The definition of upselling according to Business Dictionary.com is a ‘sales strategy where the seller will provide opportunities to purchase related products or services, often for the sole purpose of making a larger sale’.
This makes upselling sound like a dirty word and not a benefit for the client. In fact, upselling can increase your customer satisfaction and retention by providing necessary coverage through risk management techniques that will allow you to meet or surpass your customer’s satisfaction.
How many times as an insurance agent has a client asked you “Why didn’t you tell me about XYZ coverage?” after a loss?

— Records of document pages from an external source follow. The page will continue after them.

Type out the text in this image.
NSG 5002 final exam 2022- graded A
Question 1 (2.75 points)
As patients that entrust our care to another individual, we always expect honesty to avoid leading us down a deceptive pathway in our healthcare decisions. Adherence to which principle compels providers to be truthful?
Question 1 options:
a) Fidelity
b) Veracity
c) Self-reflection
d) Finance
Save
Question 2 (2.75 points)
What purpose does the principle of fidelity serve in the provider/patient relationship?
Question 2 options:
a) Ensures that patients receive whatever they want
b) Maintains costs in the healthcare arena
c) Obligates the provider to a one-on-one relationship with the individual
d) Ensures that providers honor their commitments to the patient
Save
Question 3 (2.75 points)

The secret to successful upselling is to provide a potential loss scenario to the client that illustrates the possibility of loss or injury that could affect that individual client or his/her property.
Upselling should not be a sales strategy but instead a path that walks a client through specific peril filled obstacles with the idea to diminish the client’s exposure through avoidance of risk, mitigation of risk, transfer of risk and acceptance of risk.
Let’s face it, insurance is only necessary after the time of a loss. When the expected coverage is not there, the client blames the agent. The average agency loses around 20 percent of its non-retained clients base due to disappointment with coverage at the time of a claim. The customers that receive the proper coverage at the time of a claim are one-third more loyal than other customers.
By not upselling, an agent is failing to attend to his customer relationship and let’s not forget that the documentation of upselling is also a tactical approach for errors and omissions protection.